406 – À Joppé, Jésus s’adresse à Judas de Kérioth et à des païens

20 septembre 1944

Le mercredi 20 septembre 1944.

406.1 – Je vois Jésus assis dans la cour intérieure d’une maison d’aspect convenable sans être luxueuse. Il paraît très fatigué. Il est assis sur un banc de pierre situé près d’un puits aux rebords peu élevés, que recouvre l’arceau d’une tonnelle verte. Les grappes de raisin commencent à se former. La fleur doit être tombée depuis peu et les grains semblent être des grains de mil suspendus à des pédoncules verts. Jésus tient sur son genou droit la pointe du coude droit et il appuie son menton dans le creux de la main. Parfois, comme pour trouver une position plus confortable, il appuie son bras replié sur le rebord du puits et sa tête repose sur son bras, comme s’il voulait dormir. Alors ses cheveux voilent son visage fatigué, qui autrement apparaît pâle et sérieux entre les boucles d’un blond roux.

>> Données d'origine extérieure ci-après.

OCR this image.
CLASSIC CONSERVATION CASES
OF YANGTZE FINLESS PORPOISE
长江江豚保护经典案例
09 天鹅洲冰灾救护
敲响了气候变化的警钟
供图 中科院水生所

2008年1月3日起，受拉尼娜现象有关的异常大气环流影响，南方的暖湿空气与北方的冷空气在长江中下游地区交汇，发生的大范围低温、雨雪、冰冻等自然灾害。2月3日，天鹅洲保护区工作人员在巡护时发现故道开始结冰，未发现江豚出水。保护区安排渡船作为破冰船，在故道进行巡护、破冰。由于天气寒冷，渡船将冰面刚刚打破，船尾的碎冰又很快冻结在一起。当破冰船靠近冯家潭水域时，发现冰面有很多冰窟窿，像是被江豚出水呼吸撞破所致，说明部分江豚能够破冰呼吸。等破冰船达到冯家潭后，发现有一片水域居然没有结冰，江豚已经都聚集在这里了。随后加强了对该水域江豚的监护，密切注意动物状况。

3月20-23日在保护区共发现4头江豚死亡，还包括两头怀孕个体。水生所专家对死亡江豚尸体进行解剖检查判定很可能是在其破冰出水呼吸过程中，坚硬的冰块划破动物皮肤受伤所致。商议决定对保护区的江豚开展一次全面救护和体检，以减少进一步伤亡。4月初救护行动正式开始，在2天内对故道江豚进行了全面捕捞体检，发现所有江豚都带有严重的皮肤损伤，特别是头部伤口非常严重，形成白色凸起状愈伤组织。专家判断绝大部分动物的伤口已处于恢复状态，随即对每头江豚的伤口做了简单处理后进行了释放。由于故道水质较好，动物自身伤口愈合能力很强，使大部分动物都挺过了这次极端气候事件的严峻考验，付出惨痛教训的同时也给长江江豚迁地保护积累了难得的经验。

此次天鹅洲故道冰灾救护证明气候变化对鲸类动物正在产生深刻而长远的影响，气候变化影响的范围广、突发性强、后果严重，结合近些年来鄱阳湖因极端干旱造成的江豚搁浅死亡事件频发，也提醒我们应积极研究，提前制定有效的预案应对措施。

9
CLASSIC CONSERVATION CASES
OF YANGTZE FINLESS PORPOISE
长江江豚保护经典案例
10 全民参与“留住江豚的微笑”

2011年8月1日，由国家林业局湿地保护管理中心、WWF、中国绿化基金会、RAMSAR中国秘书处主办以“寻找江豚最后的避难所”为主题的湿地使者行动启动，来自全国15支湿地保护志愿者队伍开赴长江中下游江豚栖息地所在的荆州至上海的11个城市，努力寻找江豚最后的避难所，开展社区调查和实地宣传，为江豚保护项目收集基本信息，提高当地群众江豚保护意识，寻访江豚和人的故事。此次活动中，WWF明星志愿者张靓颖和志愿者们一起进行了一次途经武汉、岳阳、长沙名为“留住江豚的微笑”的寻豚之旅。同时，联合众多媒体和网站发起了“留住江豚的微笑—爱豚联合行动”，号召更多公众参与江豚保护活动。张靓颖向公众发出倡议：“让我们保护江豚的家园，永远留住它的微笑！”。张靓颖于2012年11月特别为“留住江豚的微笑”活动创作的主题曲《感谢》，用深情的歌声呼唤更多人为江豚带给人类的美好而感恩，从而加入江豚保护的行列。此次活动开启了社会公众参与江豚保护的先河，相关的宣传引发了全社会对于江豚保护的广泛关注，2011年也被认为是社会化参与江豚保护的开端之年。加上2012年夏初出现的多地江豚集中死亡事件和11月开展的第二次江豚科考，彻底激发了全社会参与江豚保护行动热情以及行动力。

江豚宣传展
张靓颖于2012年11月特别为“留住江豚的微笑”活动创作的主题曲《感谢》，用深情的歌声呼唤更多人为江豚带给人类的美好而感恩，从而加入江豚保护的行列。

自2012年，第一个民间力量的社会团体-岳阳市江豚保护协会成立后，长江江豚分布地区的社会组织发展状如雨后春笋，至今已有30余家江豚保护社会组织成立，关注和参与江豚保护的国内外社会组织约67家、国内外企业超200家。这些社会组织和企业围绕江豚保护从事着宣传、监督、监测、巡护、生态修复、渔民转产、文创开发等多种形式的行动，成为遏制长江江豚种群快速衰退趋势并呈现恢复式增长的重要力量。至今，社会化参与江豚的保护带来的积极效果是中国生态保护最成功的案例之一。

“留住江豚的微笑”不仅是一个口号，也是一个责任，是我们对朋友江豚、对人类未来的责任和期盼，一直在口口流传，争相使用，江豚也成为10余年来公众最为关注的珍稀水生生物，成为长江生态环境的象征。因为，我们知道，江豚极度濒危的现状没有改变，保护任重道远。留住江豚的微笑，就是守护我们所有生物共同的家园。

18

Une femme va et vient les mains enfarinées, en passant d’une pièce de la maison à un cagibi situé du côté opposé de la cour et où doit se trouver le four. A chaque fois, elle regarde Jésus, mais elle ne trouble pas son repos. Le soir doit être proche car le soleil effleure à peine le haut de la terrasse au-dessus du toit, de moins en moins, jusqu’à ce qu’il la quitte.

406.2 – Une dizaine de colombes descendent en roucoulant dans la cour pour leur dernier repas. Elles tournoient autour de Jésus comme pour voir quel est cet inconnu et, défiantes, elles n’osent se poser sur le sol. Jésus quitte ses réflexions, il sourit, tend une main, la paume en dessus, et il dit: “Vous avez faim? Venez” comme s’il parlait à des humains. La plus audacieuse se pose sur cette main et, après elle, une autre et une autre. Jésus sourit.

“Je n’ai rien, Moi” dit-il devant leur roucoulement insistant. Et puis il appelle à haute voix:

“Femme! Tes colombes ont faim. As-tu du grain pour elles?”

“Oui, Maître. Il est dans un sac sous le portique. J’arrive.”

“Laisse-moi faire. Je vais le donner. Cela me plaît.”

“Elles ne viendront pas. Elles ne te connaissent pas.”

“Oh! J’en ai sur les épaules et jusque sur la tête!…”

Jésus, en fait, marche avec son étrange plumet fait d’une colombe à la poitrine couleur de plomb qui semble une cuirasse précieuse aux reflets changeants.

La femme, incrédule, se montre et dit:

“Oh!”

“Tu le vois? Les colombes sont meilleures que les hommes. Elles comprennent qui les aime. Les hommes… non.”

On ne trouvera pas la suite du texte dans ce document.